2016 TATOC Conference Highlights: Positive RDO News
There was much good news for TATOC delegates from the European industry trade body, Resort Development Organisation (RDO) at the Annual Conference. In his address, Paul Gardner-Bougaard, CEO of RDO, told delegates that some big brands, such as Marriott, have been welcomed back into RDO membership and that reported issues in the industry were “diminishing, year on year”.
Annual timeshare sales were hitting €500 million, and there are now 40,000 people employed in the timeshare industry, Gardner-Bougaard said, with timeshare owners spending an average of €1,000 to €1,200 per week while on holiday and so proving to be greatly valued tourists in terms of their economic impact.

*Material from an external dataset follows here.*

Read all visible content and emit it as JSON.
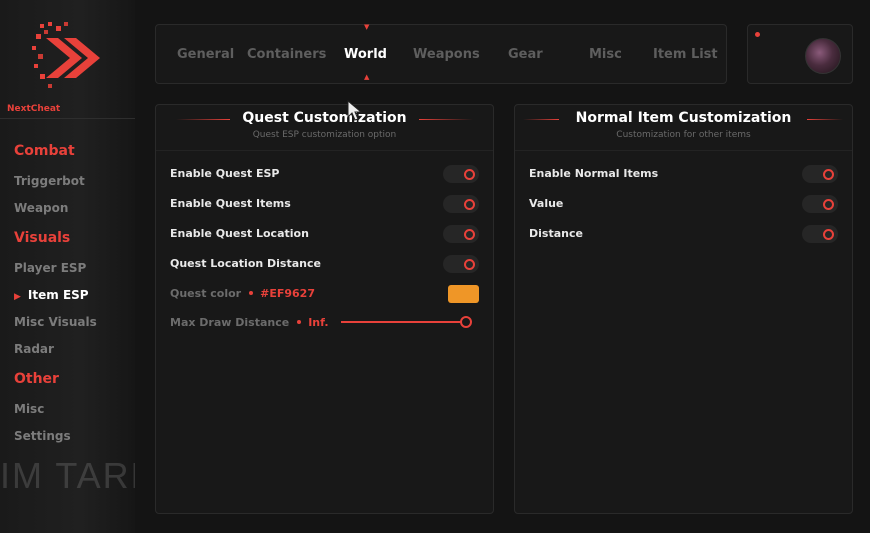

A resounding testament to the post-EU Directive industry is the fact that the recent European Commissioners’ review of the 2011 Timeshare Directive found that there was no need to introduce any amendments or changes to the legislation governing timeshare in Europe. Gardner-Bougaard attributed this success to the Timeshare Task Force, which is a body bringing RDO and the industry together to work with national fraud investigation agencies and which, he advised delegates, had taken on 150 cases of fraud in the last year.
“The Task Force is a successful lobbyist, as it is viewed as a disinterested third party,” said Gardner-Bougaard. It has brought three successful cases to the courts in the last year, with three more under review, as well as working with the UK Information Commissioner’s Office (ICO) to investigate the theft and illegal use of data from resort developers.
Delegates heard that RDO has launched an aggressive social media campaign – #RDODigital – to better engage with the general public and raise awareness of the positives of the timeshare holiday lifestyle. “Our strategy is to PR timeshare as a fantastic holiday choice,” he said. “We want to shout about the great experiences and its family-friendly model. The industry is pooling its resources, PR materials, and expertise in a united effort to drive better consumer engagement. TATOC officers are on the working group, as well as many from RDO member resorts and the exchange companies. I want to appeal to our resorts to support our latest digital campaign – #timesharetuesday.”
Other RDO initiatives included:
• The addition of a new consumer section to the www.rdo.org timeshare release
• Working with government bodies in Berlin, Madrid and Helsinki to educate graduates about the industry
• Joining the UK sharing economy trade body, SEUK, to work with a younger generation of consumer who appreciate the value of sharing high-value assets, as opposed to owning them
• Joining the Tourism Alliance in the UK to give the industry visibility among UK government bodies.
The issue of the surrender of unwanted timeshare was, according to Gardner-Bougaard, “still the elephant in the room”, although it “was being dealt with by the RDO Code of Conduct”. The RDO Code of Conduct now stipulates that timeshare owners must be released from any in perpetuity or long-term contracts, without charge as long as maintenance fees are paid to date of surrender, in the following circumstances:
• Death of an owner in sole or joint ownerships, with estate beneficiaries no longer being obliged to take the timeshare contract over
• Declaration of bankruptcy of an owner
• Long-term illness of either the sole or a joint owner that prevents them from travelling for the foreseeable future
• Surrender at any time, with the agreement of the RDO member, with payment of a maintenance fee not to exceed the sum of three years’ fees.
Assuring his TATOC audience, which comprised resort developers and timeshare owners, that RDO was doing all it could as a trade body, Gardner-Bougaard closed by saying: “We are now working with the Financial Conduct Authority (FCA) to introduce a sales accreditation and licensing procedure to address the sales issues which have been on going. We have two developers who have said they would be happy to participate in the pilot scheme when we get the licence, which should be early next year.
“We know developers want sales and we are doing as much as we can to support them. We are working with ARDA to produce a new AIF worldwide industry study which should be available in August this year; we are seeing growth and increasing acceptance of the sharing economy with the introduction of fresh new products; and we saw sales to the value of €500 million last year. We are in a good place.”